В дверь осторожно постучали. Даже деликатно, что редко встречалось в нашей общаге. Я подумала, что это комендант решил проверить меня. Слава богу, мы покурили за полчаса до этого. А одна я курить не любила, так что в комнате было довольно свежо. Не боясь нарваться на "люли", я смело распахнула дверь. И обомлела. В полутемном коридоре стоял Елисеев собственной персоной. Он какое-то время, прищурившись, смотрел мне в глаза, потом вздохнул и сделал шаг в мою комнату. Я даже возмутиться не могла от его наглости, так была удивлена. Лишь через несколько секунд я обрела дар речи.
- Я уже сказала Соколову, что конспекта у меня нет.
Я старалась, чтобы мой тон был как можно строже. Но что-то реально мешало говорить. То ли небрежно раскинутые по плечам волосы Елисеева меня так отвлекали. То ли его сосредоточенный взгляд. Я не знаю. Но факт остается фактом - я не могла, нет, не хотела его выгонять, ожидая от него слов или действий. Это как объявление о капитуляции или ненападении, когда два заклятых врага встречаются в неформальной обстановке. Вот только сейчас было все как-то немного напряженно. Раньше я бы выгнала его, но не сейчас... Сама не знаю, почему я его не выставила прочь. Наверное, чувствовала, что что-то произойдет.
Елисеев осмотрел мою комнату и ухмыльнулся.
- У тебя пахнет вином и чем-то... грузинским.
- Чахохбили, - машинально ответила я.
- Умеешь готовить? - Он не смотрел на меня, продолжая обшаривать глазами стены с полками полными книг.
- В нашей семье все умеют готовить. Чего ты хочешь?
Он поднял глаза. А я чуть не ахнула. Наверное, это вино так действовало - мне почему-то стало невыносимо жарко. И это в шелковой... Черт! Я же напрочь раздета!
Я схватила с дивана шаль и накинула ее на плечи, пытаясь спрятаться от внимательного взгляда Елисеева.
- Ты единственная, кто прячется от меня, - хмыкнул он.

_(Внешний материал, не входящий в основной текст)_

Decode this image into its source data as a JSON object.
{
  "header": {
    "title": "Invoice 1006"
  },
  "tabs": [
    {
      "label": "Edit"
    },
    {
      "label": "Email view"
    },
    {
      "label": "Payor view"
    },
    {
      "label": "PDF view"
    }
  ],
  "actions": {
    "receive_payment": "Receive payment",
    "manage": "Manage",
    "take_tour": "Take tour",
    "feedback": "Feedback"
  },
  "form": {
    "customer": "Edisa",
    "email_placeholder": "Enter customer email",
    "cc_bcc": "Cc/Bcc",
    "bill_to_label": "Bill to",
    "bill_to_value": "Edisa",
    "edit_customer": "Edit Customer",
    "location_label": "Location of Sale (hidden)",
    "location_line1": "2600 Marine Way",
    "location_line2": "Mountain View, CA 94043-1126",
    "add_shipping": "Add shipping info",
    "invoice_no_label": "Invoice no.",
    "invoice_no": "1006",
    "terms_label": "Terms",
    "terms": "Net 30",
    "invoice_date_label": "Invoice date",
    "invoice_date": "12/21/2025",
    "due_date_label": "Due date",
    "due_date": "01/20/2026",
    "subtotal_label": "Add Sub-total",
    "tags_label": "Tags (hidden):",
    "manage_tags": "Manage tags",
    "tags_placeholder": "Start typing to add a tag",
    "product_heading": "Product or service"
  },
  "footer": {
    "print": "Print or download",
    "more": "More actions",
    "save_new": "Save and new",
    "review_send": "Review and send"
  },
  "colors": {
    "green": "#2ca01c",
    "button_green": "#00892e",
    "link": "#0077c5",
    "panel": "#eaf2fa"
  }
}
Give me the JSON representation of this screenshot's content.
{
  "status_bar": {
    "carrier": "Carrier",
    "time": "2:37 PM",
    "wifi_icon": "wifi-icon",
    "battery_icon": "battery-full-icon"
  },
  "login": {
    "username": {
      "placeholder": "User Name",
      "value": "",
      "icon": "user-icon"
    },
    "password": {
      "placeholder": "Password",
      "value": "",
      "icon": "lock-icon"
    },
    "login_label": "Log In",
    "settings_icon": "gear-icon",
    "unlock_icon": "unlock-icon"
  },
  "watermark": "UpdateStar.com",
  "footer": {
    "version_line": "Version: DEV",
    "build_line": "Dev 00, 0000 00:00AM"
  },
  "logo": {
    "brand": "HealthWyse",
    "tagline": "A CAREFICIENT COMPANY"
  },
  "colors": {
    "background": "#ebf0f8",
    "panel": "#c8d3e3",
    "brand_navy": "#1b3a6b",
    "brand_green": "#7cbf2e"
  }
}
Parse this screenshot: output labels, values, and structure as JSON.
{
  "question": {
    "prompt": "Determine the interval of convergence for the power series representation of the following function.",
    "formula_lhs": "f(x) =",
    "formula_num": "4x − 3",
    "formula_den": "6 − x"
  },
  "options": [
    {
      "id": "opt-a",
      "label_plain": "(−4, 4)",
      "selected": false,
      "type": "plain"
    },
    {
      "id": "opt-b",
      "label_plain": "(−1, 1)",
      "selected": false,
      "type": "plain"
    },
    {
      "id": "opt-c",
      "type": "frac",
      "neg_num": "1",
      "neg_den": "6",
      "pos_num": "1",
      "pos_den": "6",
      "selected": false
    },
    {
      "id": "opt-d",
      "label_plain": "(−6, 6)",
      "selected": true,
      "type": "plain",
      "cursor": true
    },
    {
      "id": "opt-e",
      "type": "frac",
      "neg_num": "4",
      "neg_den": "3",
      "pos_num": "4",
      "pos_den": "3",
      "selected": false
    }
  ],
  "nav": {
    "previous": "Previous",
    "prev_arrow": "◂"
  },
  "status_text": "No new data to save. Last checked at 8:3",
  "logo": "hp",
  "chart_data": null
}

- А ты привык, что все перед тобой только раздеваются? - вскинув голову, заявила я.
- К хорошему быстро привыкаешь, Макеева.
Как-то странно он произнес мою фамилию - не выплюнул, как обычно, а просто назвал, как все.
- Елисеев, - я смягчила тон, - мне надо ложиться спать. Пусть завтра воскресенье, но я не привыкла не высыпаться, понимаешь? И вообще, что ты делаешь в общаге?
- Слишком много вопросов... - неопределенно ответил он.
- Прекрасно! - Раздражение взяло верх. Я рванула на себя дверь: - Выметайся, блин! Конспект тебе Соколов передаст. Все, пока!
- Значит, дашь?
Я глубоко вздохнула и кивнула, мол, дам, только отвяжись Христа ради.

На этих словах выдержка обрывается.